This week’s HIMSS Privacy & Security Forum provided another opportunity for us to hear from the OCR re: Phase 2 of the HIPAA Audit Program. OCR’s Linda Sanches kicked off Day 2 of the Forum with an update on the OCR’s audit, investigation and enforcement activities.
What’s newsworthy? A couple of things:
1. There will be more on-site audits. We heard this message the first time from OCR’s Iliana Peters at the West Coast Privacy & Security Forum in June. Linda Sanches’s presentation reinforces this message and even sets the expectation that there will be more on-site audits than even first thought earlier in the summer. As a self-funding, self-sustaining operation, the industry is making it easy for the OCR to expand. The breaches are more significant, the findings closer to “willful neglect” than not after 10 years of having the opportunity, the responsibility, to “get it right.” This is reflected in the fines.
2. OCR is automating data collection with the launch of a portal to support audits and investigations going forward.
We have been hearing about this portal for months, but no one has really examined or explored the impact to the industry that this automation may bring. Let’s think this one through. With automation will come scale – the ability for OCR to audit more organizations and to dig deeper in its data collection. With automation SHOULD come efficiency, but there is still a human process at work here. But let’s just say, in the best case, efficiencies are realized. Audits and investigations should be completed in shorter timelines translating into swifter action on the part of OCR to render its findings.

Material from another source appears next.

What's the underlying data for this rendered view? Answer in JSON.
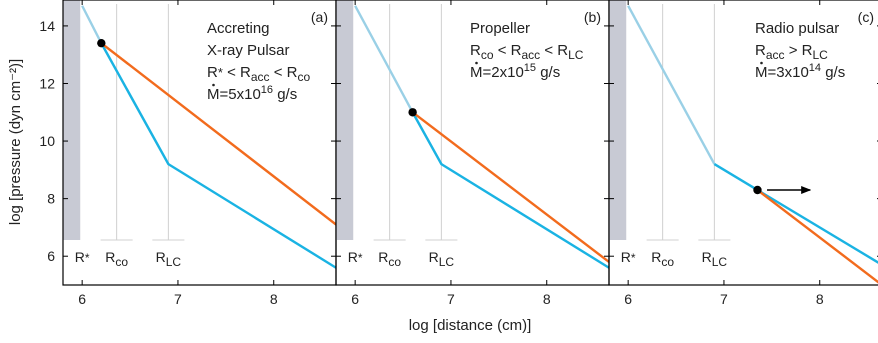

If organizations want to ready themselves by adopting the posture “it won’t happen to us” based on the number of surveys that OCR says it will send to trigger Phase 2, that is certainly one way to play. But the portal, provided it performs to expectations, could allow OCR to scale quickly and increase the number of audits it can initiate substantially. Hiding behind the probabilities of non-selection is a probably not a good strategy, and thankfully, we hear this less and less through our travels and conversations. The appetite and commitment to vigilance, to a security posture and practices that truly support data protection in the context of healthcare operations, is much more prevalent.
The point here, and the seed that we want to plant, is that with automation, OCR will likely have the means to do more – accomplish more – with its enforcement agenda and mandate. And what of the ONC and OIG with respect to the Meaningful Use Audit Program? Is it reasonable to assume that we can expect to see the same path pursued?
For risk managers, audit executives, compliance leaders, and privacy/security stewards – continue to connect the dots between this expanding enforcement agenda and your enterprise’s performance for your executive leadership and boards. Continue to raise the bar on data protection program performance and the culture of compliance that we know we need to have in place. Examine what the potential impact of a more far-reaching enforcement program means and how it can compel action in your organization to move the needle on your data protection, risk management and compliance programs.